За сорок лет счастливо или не очень прожитой жизни мне ни разу не приходила в голову мысль, что я могу вдруг сорваться с места, бросить родителей, подруг, работу и ринуться в неизвестность. Правда, в аспирантские годы я некоторое время лелеяла мечту перебраться в Москву, но это была лишь мечта, довольно расплывчатая. Вообще я никогда особой решительностью не отличалась. И вдруг… Как я позднее узнала, мой шаг особенно всполошил подруг свекрови, которые убеждали ее, что я выскочила замуж за ее сына с дальней целью развестись и отсудить половину квартиры, дабы укорениться… Где? В этом холодильнике, физическом и психологическом? Конечно, я тогда не представляла себе, сколько сюда переехало народу из России, ну да русским что — сменили один холодильник на другой, лучшего качества, да и то физически тогда ведь свой «русский мир» они прихватили с собой. Кто же тогда знал, чем это обернется. Впрочем, даже в нынешних условиях этот «русский мир» все-таки существует — их же много.
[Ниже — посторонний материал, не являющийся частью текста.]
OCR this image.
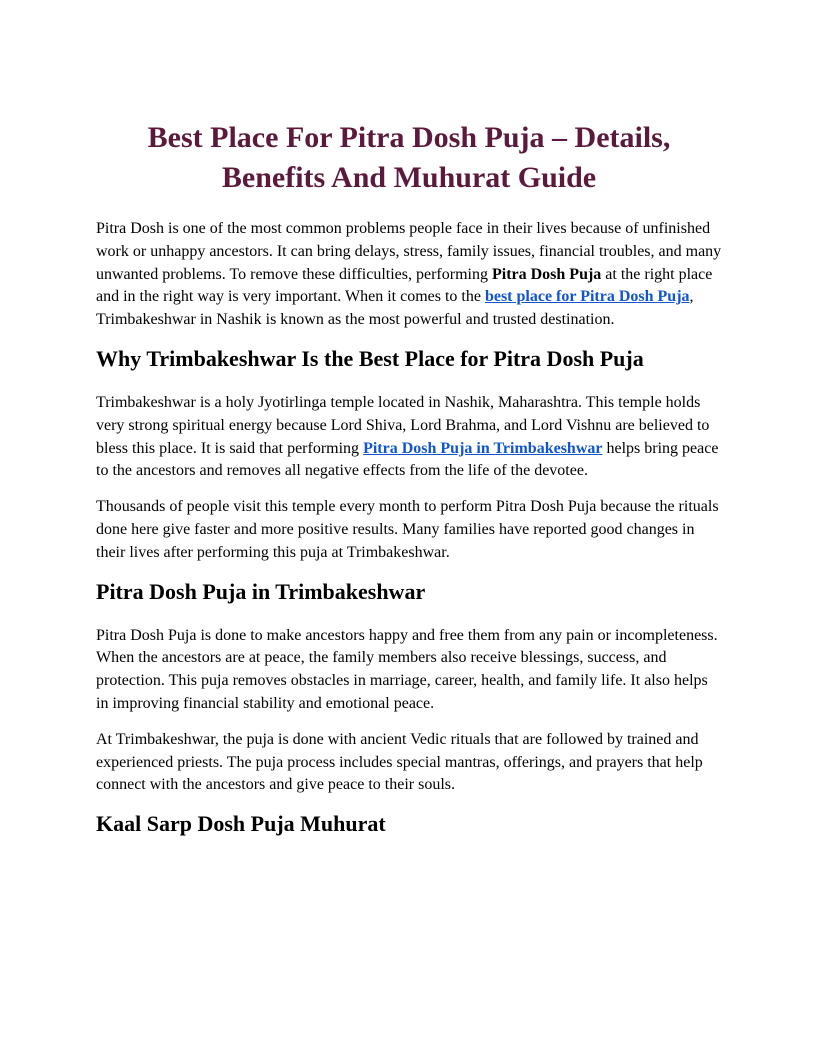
Best Place For Pitra Dosh Puja – Details, Benefits And Muhurat Guide

Pitra Dosh is one of the most common problems people face in their lives because of unfinished work or unhappy ancestors. It can bring delays, stress, family issues, financial troubles, and many unwanted problems. To remove these difficulties, performing Pitra Dosh Puja at the right place and in the right way is very important. When it comes to the best place for Pitra Dosh Puja, Trimbakeshwar in Nashik is known as the most powerful and trusted destination.

Why Trimbakeshwar Is the Best Place for Pitra Dosh Puja

Trimbakeshwar is a holy Jyotirlinga temple located in Nashik, Maharashtra. This temple holds very strong spiritual energy because Lord Shiva, Lord Brahma, and Lord Vishnu are believed to bless this place. It is said that performing Pitra Dosh Puja in Trimbakeshwar helps bring peace to the ancestors and removes all negative effects from the life of the devotee.

Thousands of people visit this temple every month to perform Pitra Dosh Puja because the rituals done here give faster and more positive results. Many families have reported good changes in their lives after performing this puja at Trimbakeshwar.

Pitra Dosh Puja in Trimbakeshwar

Pitra Dosh Puja is done to make ancestors happy and free them from any pain or incompleteness. When the ancestors are at peace, the family members also receive blessings, success, and protection. This puja removes obstacles in marriage, career, health, and family life. It also helps in improving financial stability and emotional peace.

At Trimbakeshwar, the puja is done with ancient Vedic rituals that are followed by trained and experienced priests. The puja process includes special mantras, offerings, and prayers that help connect with the ancestors and give peace to their souls.

Kaal Sarp Dosh Puja Muhurat
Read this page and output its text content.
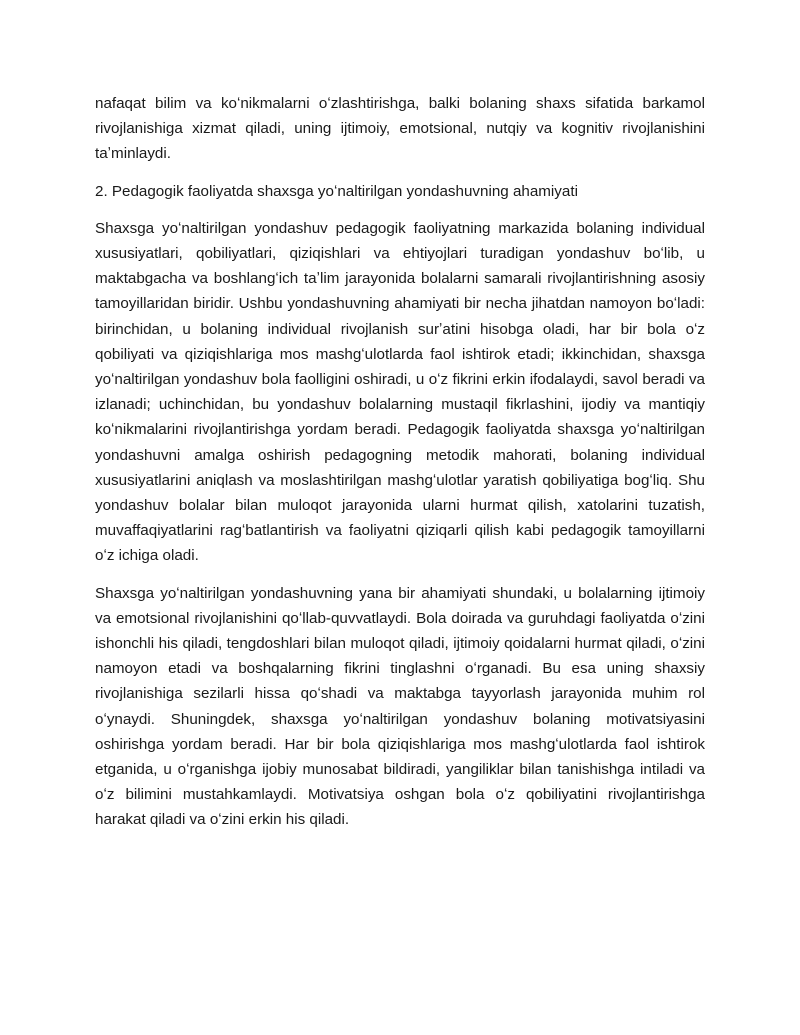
nafaqat bilim va koʻnikmalarni oʻzlashtirishga, balki bolaning shaxs sifatida barkamol rivojlanishiga xizmat qiladi, uning ijtimoiy, emotsional, nutqiy va kognitiv rivojlanishini taʼminlaydi.

2. Pedagogik faoliyatda shaxsga yoʻnaltirilgan yondashuvning ahamiyati

Shaxsga yoʻnaltirilgan yondashuv pedagogik faoliyatning markazida bolaning individual xususiyatlari, qobiliyatlari, qiziqishlari va ehtiyojlari turadigan yondashuv boʻlib, u maktabgacha va boshlangʻich taʼlim jarayonida bolalarni samarali rivojlantirishning asosiy tamoyillaridan biridir. Ushbu yondashuvning ahamiyati bir necha jihatdan namoyon boʻladi: birinchidan, u bolaning individual rivojlanish surʼatini hisobga oladi, har bir bola oʻz qobiliyati va qiziqishlariga mos mashgʻulotlarda faol ishtirok etadi; ikkinchidan, shaxsga yoʻnaltirilgan yondashuv bola faolligini oshiradi, u oʻz fikrini erkin ifodalaydi, savol beradi va izlanadi; uchinchidan, bu yondashuv bolalarning mustaqil fikrlashini, ijodiy va mantiqiy koʻnikmalarini rivojlantirishga yordam beradi. Pedagogik faoliyatda shaxsga yoʻnaltirilgan yondashuvni amalga oshirish pedagogning metodik mahorati, bolaning individual xususiyatlarini aniqlash va moslashtirilgan mashgʻulotlar yaratish qobiliyatiga bogʻliq. Shu yondashuv bolalar bilan muloqot jarayonida ularni hurmat qilish, xatolarini tuzatish, muvaffaqiyatlarini ragʻbatlantirish va faoliyatni qiziqarli qilish kabi pedagogik tamoyillarni oʻz ichiga oladi.

Shaxsga yoʻnaltirilgan yondashuvning yana bir ahamiyati shundaki, u bolalarning ijtimoiy va emotsional rivojlanishini qoʻllab-quvvatlaydi. Bola doirada va guruhdagi faoliyatda oʻzini ishonchli his qiladi, tengdoshlari bilan muloqot qiladi, ijtimoiy qoidalarni hurmat qiladi, oʻzini namoyon etadi va boshqalarning fikrini tinglashni oʻrganadi. Bu esa uning shaxsiy rivojlanishiga sezilarli hissa qoʻshadi va maktabga tayyorlash jarayonida muhim rol oʻynaydi. Shuningdek, shaxsga yoʻnaltirilgan yondashuv bolaning motivatsiyasini oshirishga yordam beradi. Har bir bola qiziqishlariga mos mashgʻulotlarda faol ishtirok etganida, u oʻrganishga ijobiy munosabat bildiradi, yangiliklar bilan tanishishga intiladi va oʻz bilimini mustahkamlaydi. Motivatsiya oshgan bola oʻz qobiliyatini rivojlantirishga harakat qiladi va oʻzini erkin his qiladi.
В любом случае, никаких контактов ни с эстонским миром, ни с русским у меня здесь так и не сложилось. Надо сказать, я человек от природы не слишком общительный, а уж кому-то навязываться… Как-то свекровь спросила меня, почему я не дружу с местными армянами, я ей объяснила, что не понимаю дружбы по национальному признаку, она чуть удивилась, но углубляться не стала. К тому времени у нас с ней сложились вполне добрые отношения. Я человек неконфликтный, наоборот, и она была достаточна интеллигентна, она даже стала за меня вступаться, как-то пересказала мне разговор с соседями: те интересовались, не собираюсь ли я уехать туда, откуда явилась. Свекровь ответила, что я законная жена ее сына, теперь моя семья здесь, на что получила типичный эстонский ответ: «Ну и что?» Да, соседи это… соседи.

В Армении соседи нередко ближе родственников, не только в буквальном смысле слова. Сама я, правда, никогда с ними особенно не общалась, только в детстве, когда мне было лет одиннадцать-двенадцать, подружилась с девочкой из дома напротив, не такого, как наш, — собственного. Когда мы получили квартиру в новом доме, наше здание было на Комитаса последним, соседнее существовало только в виде фундамента, но со стороны двора почти впритык стояли особнячки, если так можно назвать скромные советские жилища со своими садами. Совсем недавно тут были пригороды, почти деревня. Как-то мой старший дядя полушутя так и выразился: «ваша деревня», так мама расплакалась, она привыкла жить в сердце города, рядом с центральной площадью, как в девичестве, так и в первое десятилетие замужества, и ей было обидно: как так деревня?.. Теперь Комитас считается центром и одним из самых желанных районов для проживания, а тогда — тогда были сады с тутовыми деревьями, где я часто бывала, болтала с соседкой, моей ровесницей, играла в нарды с ее младшим братом. О чем мы разговаривали, не припомню, она была хорошей девочкой, но, конечно, не прочла и десятой доли того, что я, но тогда это, видимо, значения не имело. Потом-то стало иметь. Через пару лет, когда особнячок снесли, сады почти полностью вырубили, а жильцов переселили в такие же дома, как наш, но подальше, мы с Ано стали общаться редко, а потом постепенно и вовсе перестали. И больше я с соседями не сближалась, если не считать таковой школьную подругу, которая жила тоже в соседнем доме.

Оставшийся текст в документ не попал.